The challenges are doing so at a reasonable cost and having it feel like real meat.
Animal meat consists mostly of skeletal muscle (and fat tissue) which grow in long, thin fibers -- as can be seen in the grain of a steak or when shredding pork or chicken. Reproducing these fibers is one of the biggest challenges in bioengineering meat. Muscle cells are adherent cell types, meaning they need something to hold onto as they grow. To grow muscle tissues that resembled meat, the authors of a recent paper found a 'scaffold' material that was edible and allowed muscle cells to attach and grow in 3D. They did so using a technique known as immersion Rotary Jet-Spinning, which uses centrifugal force to spin long nanofibers of specific shapes and sizes. The team spun food-safe gelatin fibers to form the base for growing cells. The fibers mimic natural muscle tissue's extracellular matrix - the glue that holds the tissue together and contributes to its texture.

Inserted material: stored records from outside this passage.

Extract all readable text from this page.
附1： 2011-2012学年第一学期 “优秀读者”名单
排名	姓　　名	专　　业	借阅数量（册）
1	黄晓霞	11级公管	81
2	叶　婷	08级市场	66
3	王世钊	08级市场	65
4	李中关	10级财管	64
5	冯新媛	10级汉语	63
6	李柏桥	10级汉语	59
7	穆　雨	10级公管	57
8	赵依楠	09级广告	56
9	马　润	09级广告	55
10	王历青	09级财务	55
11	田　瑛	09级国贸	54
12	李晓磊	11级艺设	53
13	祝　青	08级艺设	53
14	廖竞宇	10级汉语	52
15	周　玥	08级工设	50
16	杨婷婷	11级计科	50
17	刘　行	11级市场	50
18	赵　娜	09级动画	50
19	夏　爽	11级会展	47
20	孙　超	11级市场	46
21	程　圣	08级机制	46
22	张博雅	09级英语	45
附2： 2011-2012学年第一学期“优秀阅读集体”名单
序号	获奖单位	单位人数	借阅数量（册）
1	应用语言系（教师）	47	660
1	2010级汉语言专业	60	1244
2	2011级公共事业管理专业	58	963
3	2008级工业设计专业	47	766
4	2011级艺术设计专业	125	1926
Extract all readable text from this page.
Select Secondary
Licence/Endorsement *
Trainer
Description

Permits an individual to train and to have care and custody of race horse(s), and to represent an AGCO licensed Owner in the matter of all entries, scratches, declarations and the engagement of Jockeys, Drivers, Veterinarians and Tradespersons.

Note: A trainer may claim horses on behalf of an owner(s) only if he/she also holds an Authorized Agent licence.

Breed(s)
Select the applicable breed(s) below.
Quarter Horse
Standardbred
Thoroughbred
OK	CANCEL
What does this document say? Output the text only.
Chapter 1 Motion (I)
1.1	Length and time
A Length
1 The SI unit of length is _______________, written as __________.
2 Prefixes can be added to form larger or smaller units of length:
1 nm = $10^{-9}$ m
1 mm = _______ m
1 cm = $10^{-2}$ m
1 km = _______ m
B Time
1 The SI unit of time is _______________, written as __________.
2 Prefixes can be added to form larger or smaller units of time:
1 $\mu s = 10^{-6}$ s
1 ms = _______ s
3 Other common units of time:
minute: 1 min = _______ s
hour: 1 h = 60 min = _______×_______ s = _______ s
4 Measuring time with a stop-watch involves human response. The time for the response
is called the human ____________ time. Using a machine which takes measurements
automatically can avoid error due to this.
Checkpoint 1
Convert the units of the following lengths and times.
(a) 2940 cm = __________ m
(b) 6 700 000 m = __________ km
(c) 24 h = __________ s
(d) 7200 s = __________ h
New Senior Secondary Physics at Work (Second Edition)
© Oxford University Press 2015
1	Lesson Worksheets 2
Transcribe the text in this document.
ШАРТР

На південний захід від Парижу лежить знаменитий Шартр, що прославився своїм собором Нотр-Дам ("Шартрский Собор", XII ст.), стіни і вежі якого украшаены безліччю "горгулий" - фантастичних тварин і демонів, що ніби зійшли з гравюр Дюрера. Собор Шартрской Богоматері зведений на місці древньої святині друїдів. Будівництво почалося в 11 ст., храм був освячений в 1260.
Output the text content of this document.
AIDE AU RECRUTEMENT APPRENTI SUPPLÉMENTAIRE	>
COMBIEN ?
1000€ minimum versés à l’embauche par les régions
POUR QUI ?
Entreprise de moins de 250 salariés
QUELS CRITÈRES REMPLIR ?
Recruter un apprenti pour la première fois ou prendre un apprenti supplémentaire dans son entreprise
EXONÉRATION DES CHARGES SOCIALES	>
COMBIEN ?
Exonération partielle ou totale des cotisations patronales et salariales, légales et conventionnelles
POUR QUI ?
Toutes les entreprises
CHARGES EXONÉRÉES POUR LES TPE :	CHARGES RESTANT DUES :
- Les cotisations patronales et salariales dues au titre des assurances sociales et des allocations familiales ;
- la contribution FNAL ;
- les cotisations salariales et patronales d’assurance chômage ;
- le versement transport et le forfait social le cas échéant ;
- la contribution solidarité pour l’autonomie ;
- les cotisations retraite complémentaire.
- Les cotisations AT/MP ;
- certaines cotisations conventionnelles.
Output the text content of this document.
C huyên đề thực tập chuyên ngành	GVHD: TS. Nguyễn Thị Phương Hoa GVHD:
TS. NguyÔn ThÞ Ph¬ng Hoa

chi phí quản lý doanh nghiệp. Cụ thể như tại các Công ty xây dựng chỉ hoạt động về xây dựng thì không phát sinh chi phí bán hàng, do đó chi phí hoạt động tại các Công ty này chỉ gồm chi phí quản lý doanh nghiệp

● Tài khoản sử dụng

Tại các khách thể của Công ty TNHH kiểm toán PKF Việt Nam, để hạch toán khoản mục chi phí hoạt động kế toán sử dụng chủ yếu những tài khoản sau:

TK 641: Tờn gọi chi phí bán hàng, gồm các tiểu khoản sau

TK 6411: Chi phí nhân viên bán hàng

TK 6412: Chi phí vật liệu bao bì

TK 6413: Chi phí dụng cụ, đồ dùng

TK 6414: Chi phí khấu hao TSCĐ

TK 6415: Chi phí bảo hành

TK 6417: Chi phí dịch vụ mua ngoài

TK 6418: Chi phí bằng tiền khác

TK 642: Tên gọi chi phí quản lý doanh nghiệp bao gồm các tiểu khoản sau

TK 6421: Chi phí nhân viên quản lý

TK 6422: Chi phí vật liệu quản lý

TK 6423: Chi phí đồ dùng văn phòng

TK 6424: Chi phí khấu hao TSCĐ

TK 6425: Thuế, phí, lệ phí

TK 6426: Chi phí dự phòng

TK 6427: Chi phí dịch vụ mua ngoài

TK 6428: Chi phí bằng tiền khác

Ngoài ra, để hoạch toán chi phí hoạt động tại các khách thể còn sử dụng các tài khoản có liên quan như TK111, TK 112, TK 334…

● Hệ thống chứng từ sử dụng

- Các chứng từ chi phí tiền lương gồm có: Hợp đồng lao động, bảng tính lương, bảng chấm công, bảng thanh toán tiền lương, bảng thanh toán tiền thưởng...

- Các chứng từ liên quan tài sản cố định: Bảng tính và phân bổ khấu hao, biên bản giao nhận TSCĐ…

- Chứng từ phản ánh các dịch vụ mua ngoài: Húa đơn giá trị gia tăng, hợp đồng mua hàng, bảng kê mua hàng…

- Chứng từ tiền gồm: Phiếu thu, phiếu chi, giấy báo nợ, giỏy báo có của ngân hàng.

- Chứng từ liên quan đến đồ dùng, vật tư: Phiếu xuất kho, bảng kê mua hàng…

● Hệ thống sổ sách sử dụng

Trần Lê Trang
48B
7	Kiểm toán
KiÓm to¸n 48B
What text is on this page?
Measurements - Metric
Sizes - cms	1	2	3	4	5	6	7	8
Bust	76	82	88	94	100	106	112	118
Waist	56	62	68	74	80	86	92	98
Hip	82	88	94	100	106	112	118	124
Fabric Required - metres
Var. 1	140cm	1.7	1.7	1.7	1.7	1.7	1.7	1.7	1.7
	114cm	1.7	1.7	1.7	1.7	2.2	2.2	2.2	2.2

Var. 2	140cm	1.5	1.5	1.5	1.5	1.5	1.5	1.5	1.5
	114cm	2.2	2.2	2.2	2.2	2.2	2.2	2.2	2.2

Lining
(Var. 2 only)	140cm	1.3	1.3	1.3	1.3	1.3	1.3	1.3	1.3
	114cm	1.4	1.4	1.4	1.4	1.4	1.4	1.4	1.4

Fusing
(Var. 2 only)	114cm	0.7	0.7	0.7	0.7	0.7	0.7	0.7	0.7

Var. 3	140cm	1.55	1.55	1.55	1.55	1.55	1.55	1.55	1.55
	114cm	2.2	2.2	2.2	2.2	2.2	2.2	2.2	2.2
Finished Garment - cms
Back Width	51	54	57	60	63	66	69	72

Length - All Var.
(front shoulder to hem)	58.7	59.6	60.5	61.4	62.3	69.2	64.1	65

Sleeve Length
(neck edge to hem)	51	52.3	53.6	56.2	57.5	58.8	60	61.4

Microscale comparison of gelatin fibers (top) and natural rabbit skeletal muscle (bottom). Scanning electron microscopy images show similar fiber diameter and texture for gelatin scaffolds or skeletal muscle. Credit: Harvard University
The team seeded the fibers with rabbit and cow muscle cells, which anchored to the gelatin and grow in long, thin structures, similar to real meat. The researchers used mechanical testing to compare the texture of their lab-grown meat to real rabbit, bacon, beef tenderloin, prosciutto and other meat products.
You can see the long, thin fibers of skeleton muscle in this close-up of prosciutto ham.
The cultured and natural products had comparable texture but natural meat contained more muscle fibers, meaning they were more mature. Muscle and fat cell maturation in vitro are still a challenge that will take a combination of advanced stem cell sources, serum-free culture media formulations, edible scaffolds, as well as advances in bioreactor culture methods, to overcome.